Terkait dengan teori penyertaan yang dikemukakan JPU, lajnjut Meka membacakan duplik, terlihat bahwa apa yang didalilkan oleh JPU adalah tidak tepat. Bahwa untuk pembuktian tindak pidana tersebut memang tidak masuk dalam pokok perkara yang dibantah.
“Namun yang kami bantah adalah dakwaan atau tuntutan JPU yang menyamaratakan setiap peran peserta tindak pidana. Padahal peran masing-masing peserta tindak pidana itu jelas-jelas berbeda,” kata Meka.
Sebelumnya, saat sidang penyampaian replik JPU, Selasa (6/4/2021) lalu disebutkan, terdakwa Eryk Armando Talla didakwa bersama-sama dengan Rendra Kresna (Nomor Perkara 84/Pid.Sus-TPK/2020/PN Sby). Yang memenuhi kualifikasi subjek hukum sebagai penyelenggara negara adalah Rendra Kresna. Sehingga tidak perlu bagi terdakwa Eryk Armando Talla harus memenuhi unsur pegawai negeri atau penyelenggara negara, baru perkara ini dapat dikatakan terbukti.
“Dalam perkara aquo, Rendra Kresna adalah pelaku (daader) yang mempunyai wewenng karena jabatannya sebagai Bupati Malang.
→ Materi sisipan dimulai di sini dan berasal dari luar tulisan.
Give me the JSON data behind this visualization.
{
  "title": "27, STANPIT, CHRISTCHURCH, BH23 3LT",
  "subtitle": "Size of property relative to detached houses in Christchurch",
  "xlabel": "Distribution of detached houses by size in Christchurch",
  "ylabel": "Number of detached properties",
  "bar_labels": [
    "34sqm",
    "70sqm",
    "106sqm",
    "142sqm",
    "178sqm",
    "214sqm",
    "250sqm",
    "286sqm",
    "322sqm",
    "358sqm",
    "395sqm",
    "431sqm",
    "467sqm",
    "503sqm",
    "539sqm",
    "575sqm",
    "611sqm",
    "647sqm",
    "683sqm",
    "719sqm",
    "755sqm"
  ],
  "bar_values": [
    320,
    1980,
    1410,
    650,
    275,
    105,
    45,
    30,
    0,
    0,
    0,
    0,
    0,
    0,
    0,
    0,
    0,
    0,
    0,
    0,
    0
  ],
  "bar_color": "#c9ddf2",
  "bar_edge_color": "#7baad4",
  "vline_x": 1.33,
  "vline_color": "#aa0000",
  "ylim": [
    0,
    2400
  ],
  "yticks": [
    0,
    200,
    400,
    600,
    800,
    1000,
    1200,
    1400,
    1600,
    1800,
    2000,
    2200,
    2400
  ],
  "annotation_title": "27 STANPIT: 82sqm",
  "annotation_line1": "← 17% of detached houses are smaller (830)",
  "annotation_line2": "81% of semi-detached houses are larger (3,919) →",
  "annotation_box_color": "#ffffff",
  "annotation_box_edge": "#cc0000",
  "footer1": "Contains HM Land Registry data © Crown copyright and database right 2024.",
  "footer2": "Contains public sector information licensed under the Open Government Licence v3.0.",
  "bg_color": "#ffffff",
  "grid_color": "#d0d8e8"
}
Sedangkan terdakwa Eryk Armando Talla, merupakan pelaku penyerta yang mewujudkan sempurnanya delik,” kata JPU KPK Arif Suhermanto membacakan replik saat itu.
Maka terdakwa Eryk Armando Talla, lanjut replik JPU, merupakan orang yang melakukan kehendak Rendra Kresna dalam mengkoodinir mengenai pengkondisian pengadaan barang dan jasa pada Dinas Pendidikan Kab Malang.
Juga menjadi perantara (intermediary) dalam penerimaan uang untuk kepentingan Bupati Malang Rendra Kresna. Sehingga keduanya memiliki persamaan kehendak, sebagaimana diakui perbuatannya oleh terdakwa Eryk Armando Talla.